Despite all the hype surrounding WiMax, chip maker Texas Instruments remains unconvinced that the technology will revolutionise the way that broadband internet services are delivered to homes and offices, according to a company executive.
"I'm not totally convinced that from the standpoint of providing broadband to the home that WiMax is going to be very effective," said Joseph Crupi, vice-president of TI's Broadband Communications Group.
Crupi is sceptical of plans to put the technology into phones and notebooks, citing as an example the Broadband Wireless Internet Forum (BWIF), an industry group that several years ago advocated the adoption of a different fixed-wireless technology for broadband internet access.
While BWIF made many of the same promises now being made about WiMax, the technology was never deployed commercially and the broadband internet access market has since come to be dominated by DSL and cable.
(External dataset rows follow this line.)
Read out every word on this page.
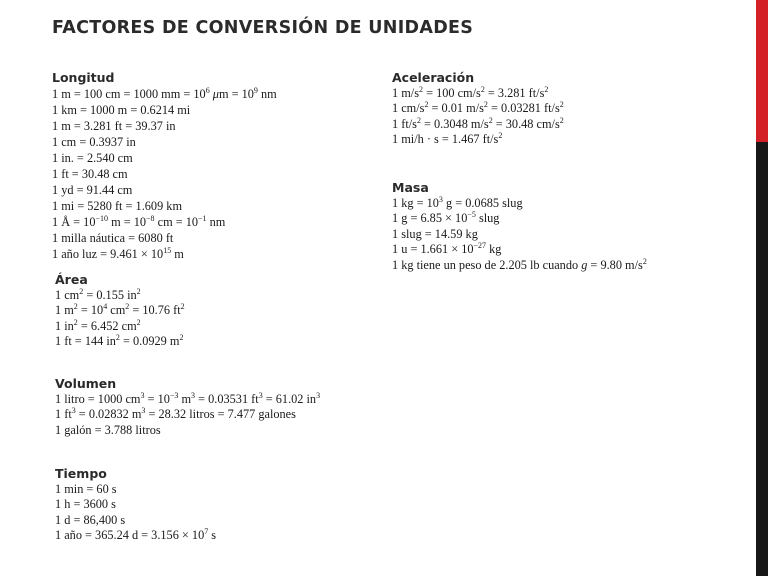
FACTORES DE CONVERSIÓN DE UNIDADES
Longitud
1 m = 100 cm = 1000 mm = $10^6$ $\mu m = 10^9$ nm
1 km = 1000 m = 0.6214 mi
1 m = 3.281 ft = 39.37 in
1 cm = 0.3937 in
1 in. = 2.540 cm
1 ft = 30.48 cm
1 yd = 91.44 cm
1 mi = 5280 ft = 1.609 km
1 Å = $10^{-10}$ $m = 10^{-8}$ cm = $10^{-1}$ nm
1 milla náutica = 6080 ft
1 año luz = $9.461 \times 10^{15}$ m
Área
1 $cm^2 = 0.155$ $in^2$
1 $m^2 = 10^4$ $cm^2 = 10.76$ $ft^2$
1 $in^2 = 6.452$ $cm^2$
1 ft = 144 $in^2 = 0.0929$ $m^2$
Volumen
1 litro = 1000 $cm^3 = 10^{-3}$ $m^3 = 0.03531$ $ft^3 = 61.02$ $in^3$
1 $ft^3 = 0.02832$ $m^3 = 28.32$ litros = 7.477 galones
1 galón = 3.788 litros
Tiempo
1 min = 60 s
1 h = 3600 s
1 d = 86,400 s
1 año = 365.24 $d = 3.156 \times 10^7$ s
Aceleración
1 $m/s^2 = 100$ $cm/s^2 = 3.281$ $ft/s^2$
1 $cm/s^2 = 0.01$ $m/s^2 = 0.03281$ $ft/s^2$
1 $ft/s^2 = 0.3048$ $m/s^2 = 30.48$ $cm/s^2$
1 mi/h · s = 1.467 $ft/s^2$
Masa
1 kg = $10^3$ g = 0.0685 slug
1 $g = 6.85 \times 10^{-5}$ slug
1 slug = 14.59 kg
1 $u = 1.661 \times 10^{-27}$ kg
1 kg tiene un peso de 2.205 lb cuando g = 9.80 $m/s^2$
Crupi's doubts about the potential of the fixed-wireless version of WiMax as an alternative to DSL have not been eased by operators, which have so far not committed to deploying WiMax on a scale that would justify the investments needed for TI to offer products based on the technology. "A million-unit trial to us is not a lot of money, so we're looking for someone to really step up," Crupi said.
China Telecom,China's largest broadband internet provider, will primarily rely on DSL to provide broadband access to its customers, said Tian Hong, deputy general manager of its Network Planning Division.
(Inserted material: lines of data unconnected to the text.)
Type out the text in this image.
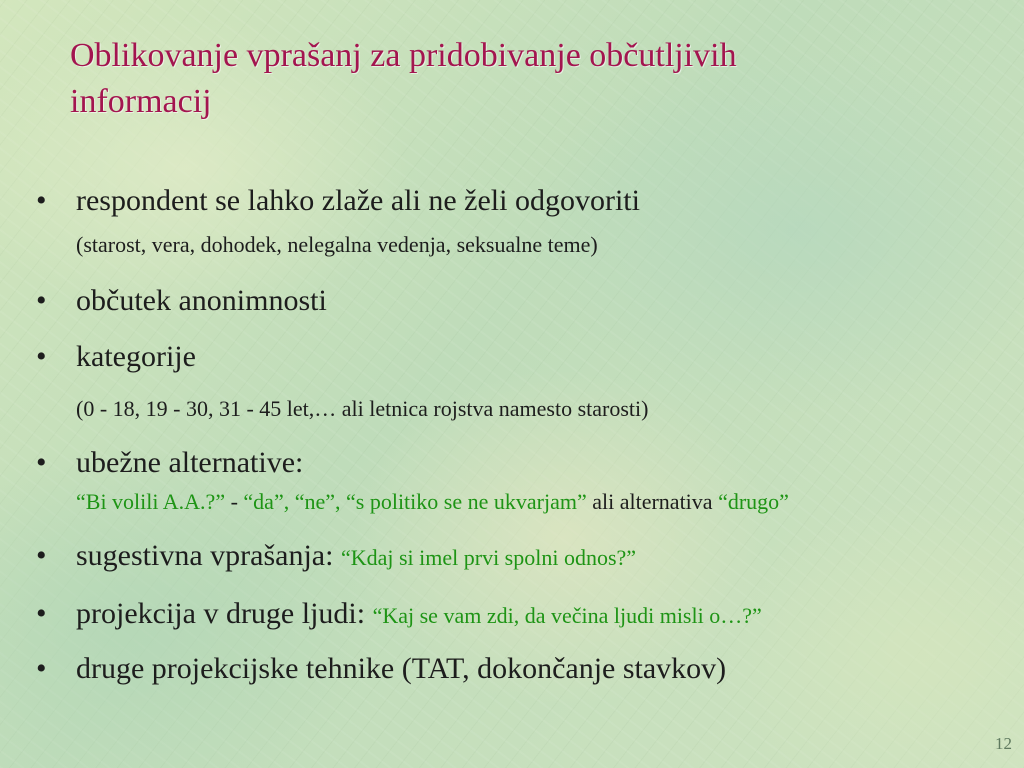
Oblikovanje vprašanj za pridobivanje občutljivih
informacij
• respondent se lahko zlaže ali ne želi odgovoriti
(starost, vera, dohodek, nelegalna vedenja, seksualne teme)
• občutek anonimnosti
• kategorije
(0 - 18, 19 - 30, 31 - 45 let,… ali letnica rojstva namesto starosti)
• ubežne alternative:
“Bi volili A.A.?” - “da”, “ne”, “s politiko se ne ukvarjam” ali alternativa “drugo”
• sugestivna vprašanja: “Kdaj si imel prvi spolni odnos?”
• projekcija v druge ljudi: “Kaj se vam zdi, da večina ljudi misli o…?”
• druge projekcijske tehnike (TAT, dokončanje stavkov)
12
Nevertheless, Intel has pushed WiMax as an alternative to broadband over DSL in China.
In June, the company announced an agreement to try WiMax-based internet services in two Chinese cities, Dalian and Chengdu, although it did not release details of when the trials are expected to begin, how many users would be involved, or which operators would participate.
The announcement was made based on agreements signed with local authorities in these cities and does not involve operators or officials at the national level, said Sean Maloney, the executive vice-president and general manager of Intel's Communications Group.
While Crupi thinks there is little potential in WiMax as a way of providing broadband internet access to homes, he sees promise in the mobile version of the technology, which will let users log on to internet services provided by a mobile operator from any location within a large area, such as a city, using a notebook, phone or PDA.
"The key issue is for WiMax to rationalise itself with cellular standards somehow, and I think if that works out it will be fairly big," Crupi said.
Despite Intel's enthusiasm for WiMax as a means of providing broadband internet access to homes and offices, Crupi thinks the company is more focused on the mobile version of WiMax. "I don't underestimate Intel and what they can do with their marketing power, but I think their play will be more on the portability side," he said.